Jack Trigger Racing.
Deep reinforcement learning for control systems.
Modern ocean racing sailing boats are high performance machines, almost more comparable to aircraft than the yachts of old. They combine cutting edge material science, aero and hydrodynamics, navigation systems, telecommunications, and sensors.
However, one underdeveloped technological domain is the use of real-time data from boat sensors for automated performance optimisation. While data is relayed via displays to a human, there is little or no interfacing with the autopilots that are vital for long distance racing with only one or two crew.
Jack Trigger Racing (JTR) approached T-DAB.AI (T-DAB) to explore how machine learning could improve the autopilot function.
During long-distance solo races, sailors rely on the autopilot to steer the boat more than 90% of the time. However, current autopilot technology underuses the vast amount of inputs available from the fully integrated IoT network of sensors installed on modern yachts and can only perform around 80% (in terms of boat performance metrics) of the human sailor. This is a vital margin in race conditions, especially when the time difference between first place and second place in the last Vendée Globe was 2%.

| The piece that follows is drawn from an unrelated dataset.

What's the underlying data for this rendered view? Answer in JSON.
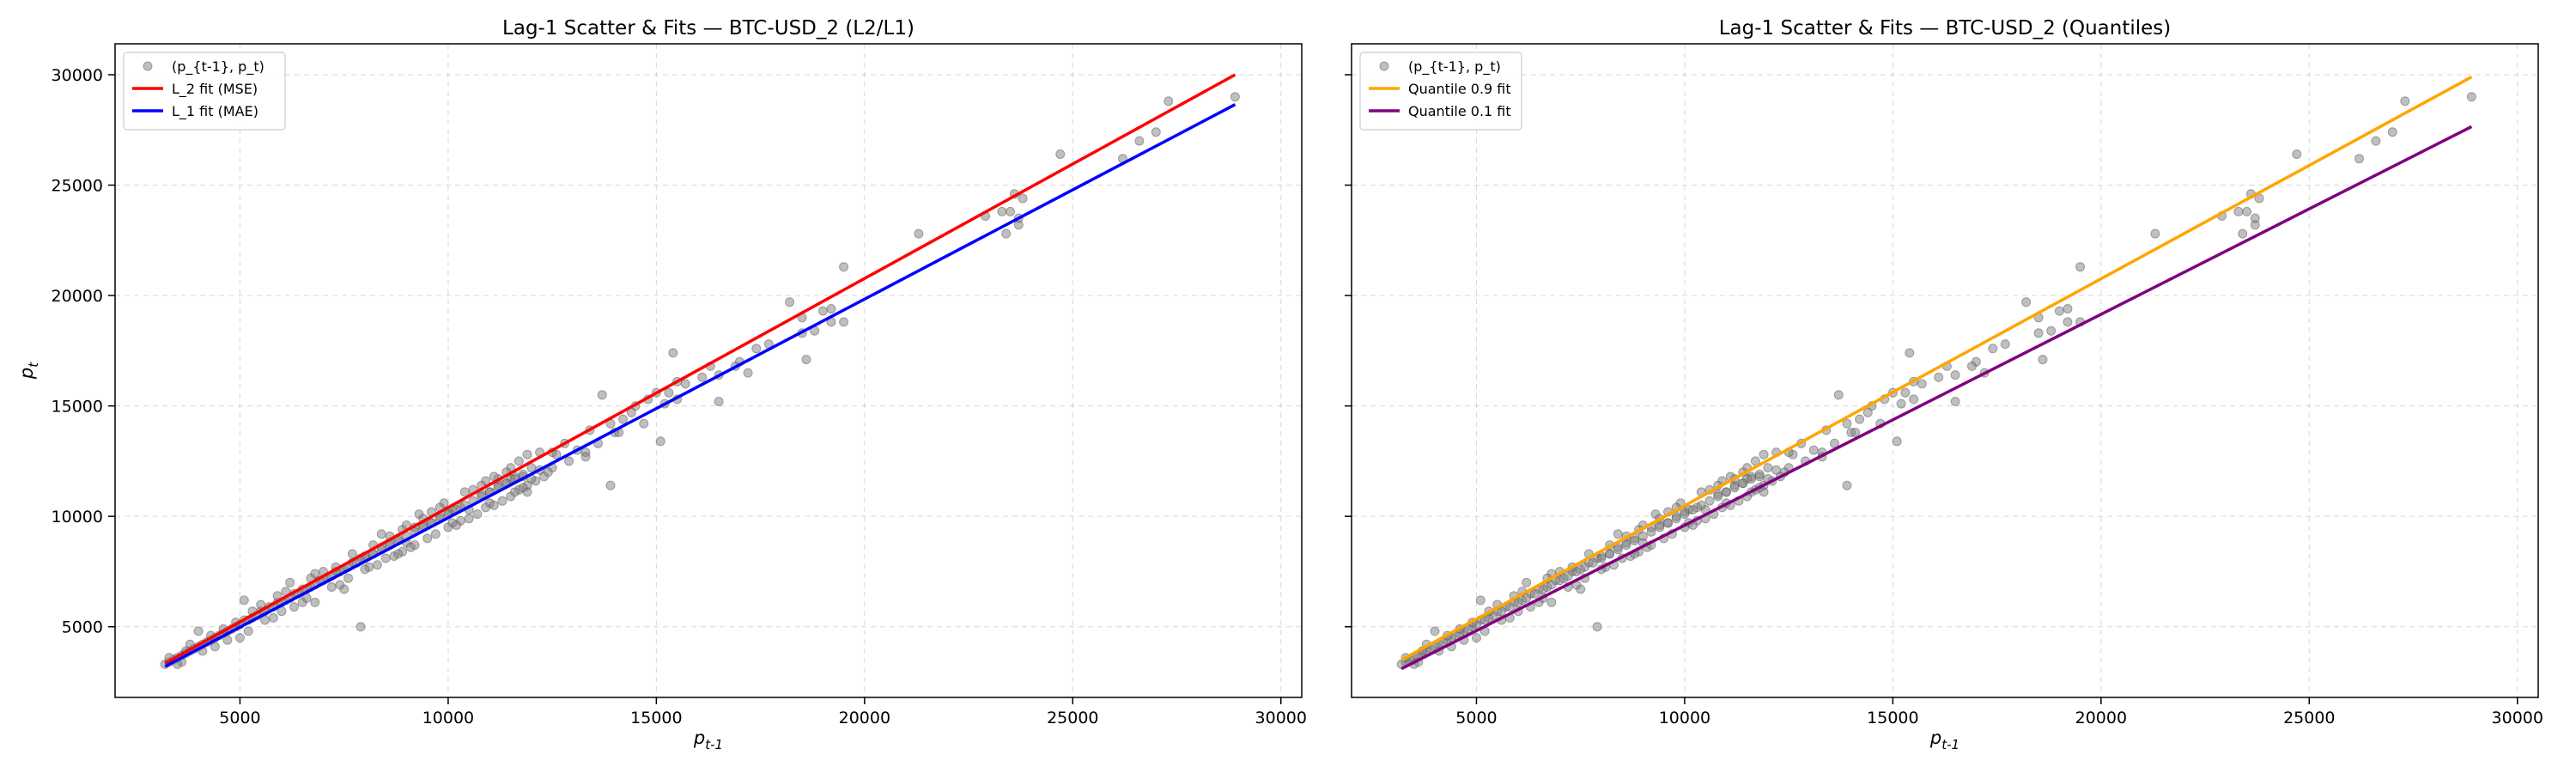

The Innovation Lab team at T-DAB worked with Jack Trigger Racing (JTR) and our partners to develop a reinforcement learning agent that would augment the current autopilot system. The reinforcement learning system is not influenced by human biases and methods and therefore can potentially exceed not only the current autopilot but the sailors themselves. Additionally, careful optimisation of the system objectives allows to prioritize both the speed of the boat and the safety of the sailor.
Deep reinforcement learning is effective in this application as it doesn’t require labelled data to exceed human performance. However, it does need an accurate simulation environment. This environment was developed in parallel and included a digital twin. Read more about the Digital Twin here.
Reinforcement learning allowed to balance different objectives, such as speed, following the course and minimization of drag. Deep Deterministic Policy Gradient algorithm allows working with continuous actions, allowing as flexible steering as a human would perform. From learning in simplified environments, it has now progressed to learning in progressively more realistic environments to enhance the performance.